When I went to the mechanic this morning, I took in various observations that would help him narrow down the problem and know where to look. I noticed that the fans were going full speed because of the higher running temperature, so I told him that the fans were extremely loud after a short drive. From various sources online, I made sure to observe any difference between city driving and high speed freeway driving, but there was none, so this meant there was one less option to consider.

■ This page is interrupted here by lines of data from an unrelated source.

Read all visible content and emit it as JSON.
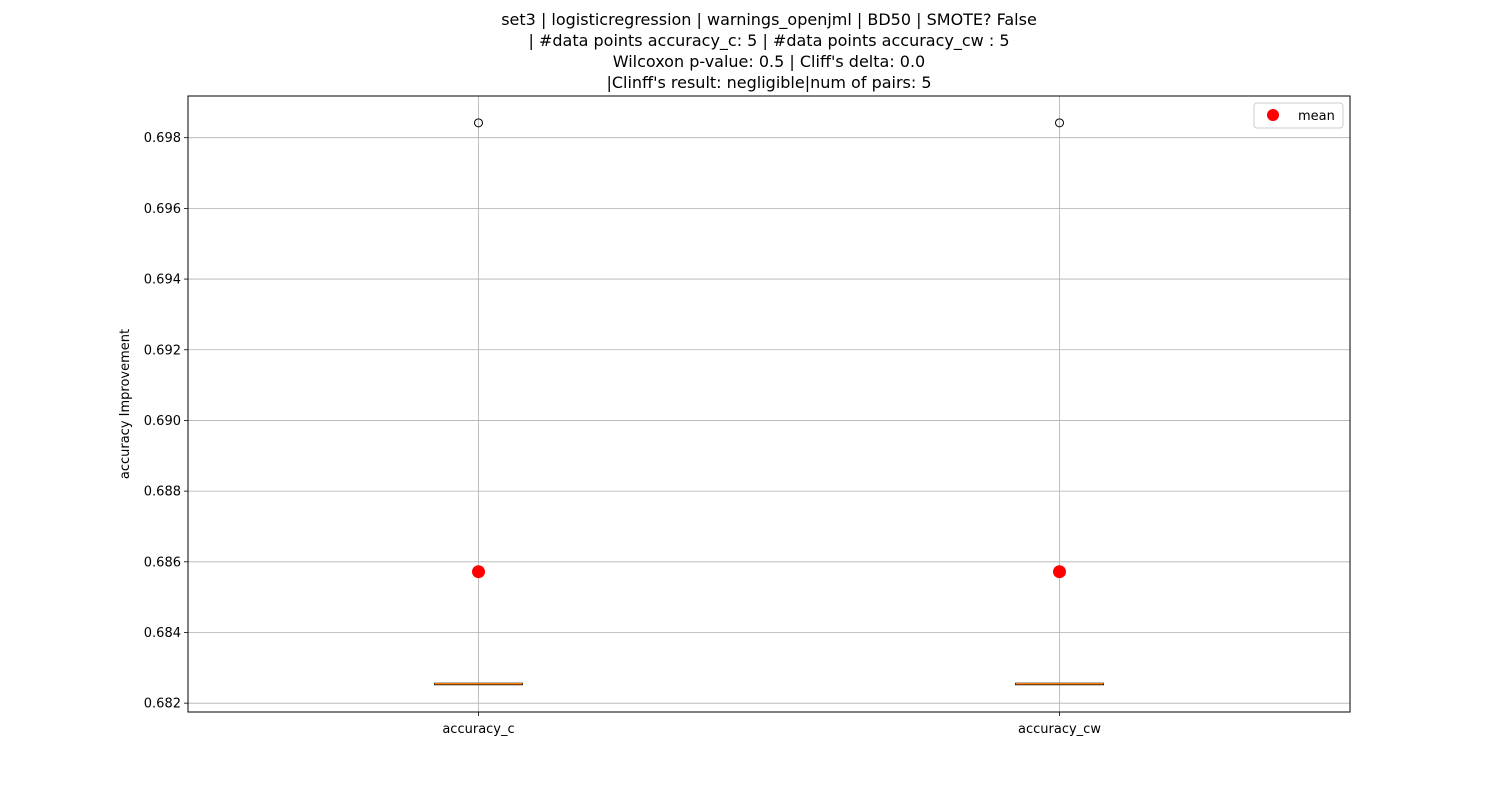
{
  "chart_data": {
    "type": "box",
    "title_lines": [
      "set3 | logisticregression | warnings_openjml | BD50 | SMOTE? False",
      "| #data points accuracy_c: 5 | #data points accuracy_cw : 5",
      "Wilcoxon p-value: 0.5 | Cliff's delta: 0.0",
      "|Clinff's result: negligible|num of pairs: 5"
    ],
    "xlabel": "",
    "ylabel": "accuracy Improvement",
    "categories": [
      "accuracy_c",
      "accuracy_cw"
    ],
    "ylim": [
      0.68175,
      0.69918
    ],
    "yticks": [
      0.682,
      0.684,
      0.686,
      0.688,
      0.69,
      0.692,
      0.694,
      0.696,
      0.698
    ],
    "ytick_labels": [
      "0.682",
      "0.684",
      "0.686",
      "0.688",
      "0.690",
      "0.692",
      "0.694",
      "0.696",
      "0.698"
    ],
    "grid": true,
    "legend": {
      "position": "top-right",
      "entries": [
        {
          "label": "mean",
          "color": "#ff0000",
          "marker": "circle"
        }
      ]
    },
    "series": [
      {
        "category": "accuracy_c",
        "q1": 0.68255,
        "median": 0.68255,
        "q3": 0.68255,
        "whisker_low": 0.68255,
        "whisker_high": 0.68255,
        "outliers": [
          0.69842
        ],
        "mean": 0.68572
      },
      {
        "category": "accuracy_cw",
        "q1": 0.68255,
        "median": 0.68255,
        "q3": 0.68255,
        "whisker_low": 0.68255,
        "whisker_high": 0.68255,
        "outliers": [
          0.69842
        ],
        "mean": 0.68572
      }
    ],
    "colors": {
      "median": "#ff7f0e",
      "box": "#000000",
      "mean_marker": "#ff0000",
      "grid": "#b0b0b0"
    }
  }
}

With the cooling system in my car, things have been failing left and right in a sort of chain reaction as the increased running temperature of the car's engine puts a lot of parts under extra stress. Whatever parts failed and needed replacing were just worn out and should have been replaced long ago. Rubber rings had become as hard as plastic. One plastic pipe had become so brittle from age that it broke off; I had to re-fasten the hose clamp just to keep the engine running cool enough to drive to the mechanic. Metal parts such as the thermostat housing and the water pump showed signs of corrosion; in the case of the thermostat, it wouldn't open to let coolant flow as it should.

The mechanic told me some interesting tidbits while we were ruminating aloud on the absurdity of car makers — including Daimler and BMW — using so many plastic parts all over the cooling system. According to him, the move towards plastic parts is justified by lower cost of materials and making the car lighter so the engine doesn't have to pull as much weight. One thing he observed was the increasing failure rate of newer cars — and he said it wasn't unusual for people with new cars still under warranty to come to his shop with worn out plastic parts.

Suffice it to say, that made me very hesitant about paying a premium for a newer model Mercedes-Benz or a BMW. If I end up buying a new car soon, it may well be a Hyundai, a Honda, or a Toyota. If everyone's using plastic parts, I may as well pay less.

In any case, I'm surprised that my old car has lasted this long, considering the long distances I drive on a regular basis. It's a 1996 Mercedes-Benz C220. I've been very fortunate to have the car running within its prescribed temperature limits, despite all the hand-wringing and pulling over to the side of the road, fraught with worry.